Человеческая совесть побуждает отстоять человека, обуздать злые побуждения и исправить губительные помыслы. Мир не является продуктом случайности. Он возник по начертанию мудрости Творца Превечного, да светится Имя Его.

Для того, кто познал ужасы последствий «науки Эйсавовой» - страшной ти­рании, истребляющей божественное в человеке без остатка, - благодушествование людей, теряющих уважение к себе и к своему высокому предназначению, их либерализм, утверждающий свободу отвлеченно, не в полноте духовной жизни, вне возвышения человеческого духа до Кидуш а Шем – קידוש השם, их при­зывы к миру в желании избежать последствий зла, а не само зло - не могут быть приняты. Они воспринимаются как неодухотворенное отношение к жизни, как пораженчество, как отказ от борьбы со злом.

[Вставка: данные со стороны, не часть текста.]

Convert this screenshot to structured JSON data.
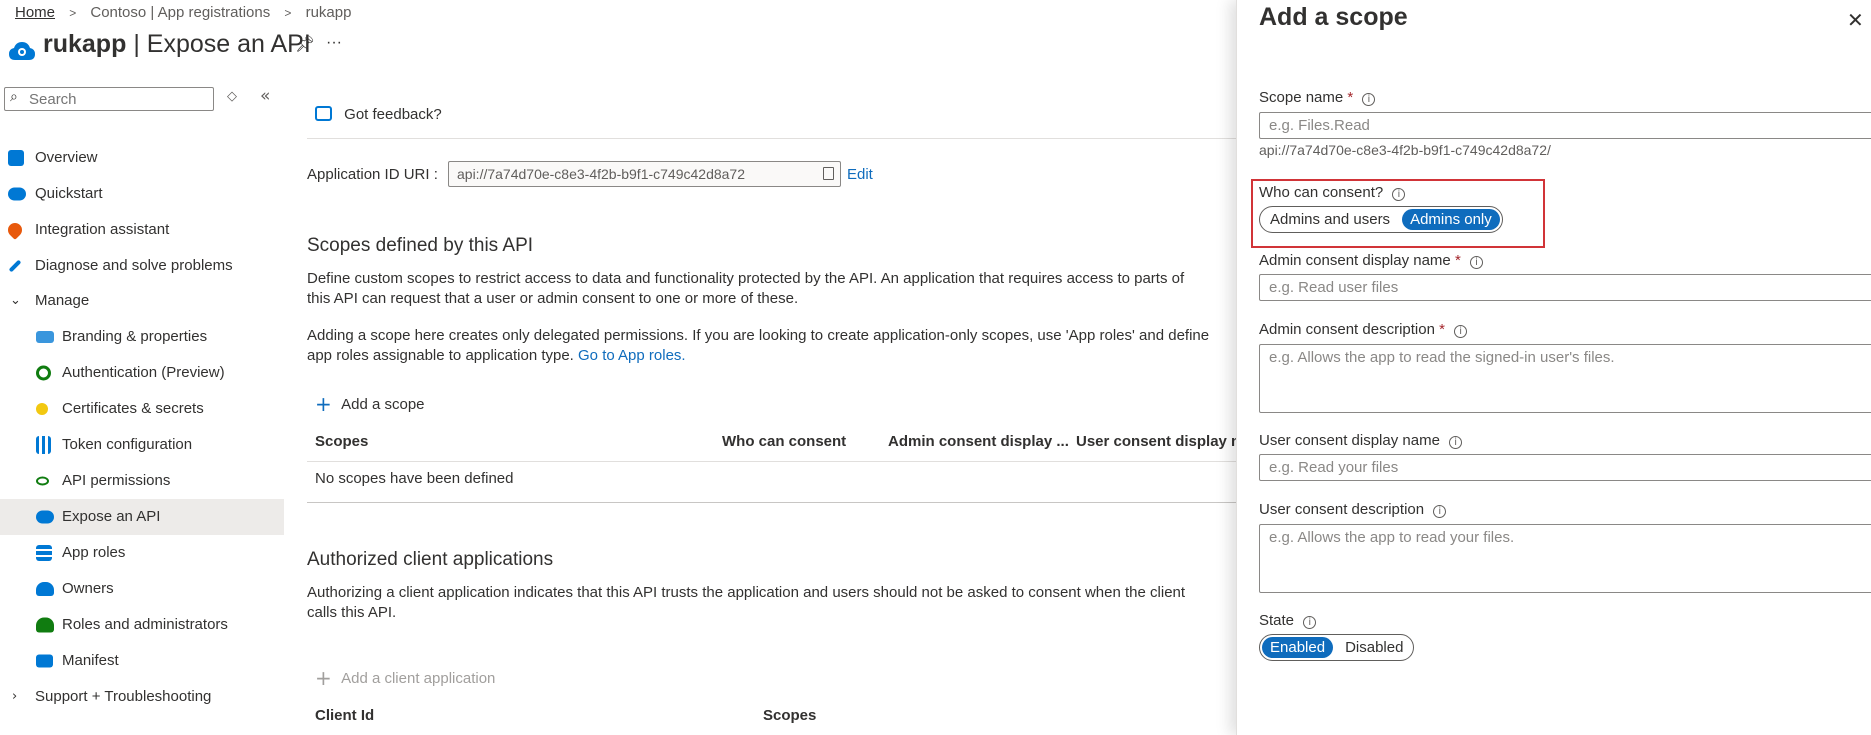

Каждая ступень освобождения повышает предъявляемые к еврею как к лично­сти, реализующейся в ее духовной предназначенности, требования и меру ответственности, которую он несет не только за свое собственное бытие, не мыслимое в сфере моральной пустоты, но и за нравственное состояние общества.

«Склони ухо твое, и послушай слов мудрых, и обрати сердце твое к знанию. Чтобы твоя надежда была на Господа, научил тебя и сегодня. Разве я не писал тебе три раза обдуманно и со знанием, чтобы возвестить тебе верность слов истины».16


1 Исайя, гл. 26;9.

2 Второзаконие 4; 6.

3 Сота 21б [סוטה] -
7-ой талмудический трактат, отд. «Нашим».

4 Недарим 62-а, 5-й талмудический трактат отд. «Нашим».

5 «Авода-зора», талмудический трактат отд. «Незикин».

6 Берешит рабба 98.

7 Бытие 2; 16-17.

8 Талмуд. Трактат Авот рабби Натана (версия 1-ая), листы 4-5.

9 Рабби Иегуда Галеви Кузари» (II 36 И.сл.).

10   Маймонид. Яд а-хазака. О покаянии 2.

11  Маймонид «Морэ Невухим». I.39.

12 Нидда 13-б, 7-й талмудический трактат, отд. «Нашим».

13 Берешит-рабба, 61-а.

14 Танхума. Толедот 24; Санг. 101-б

15 В.В. Розанов. «Уединённое» Избранное, стр. 41-42. Изд. А. Нейманис, 1970г.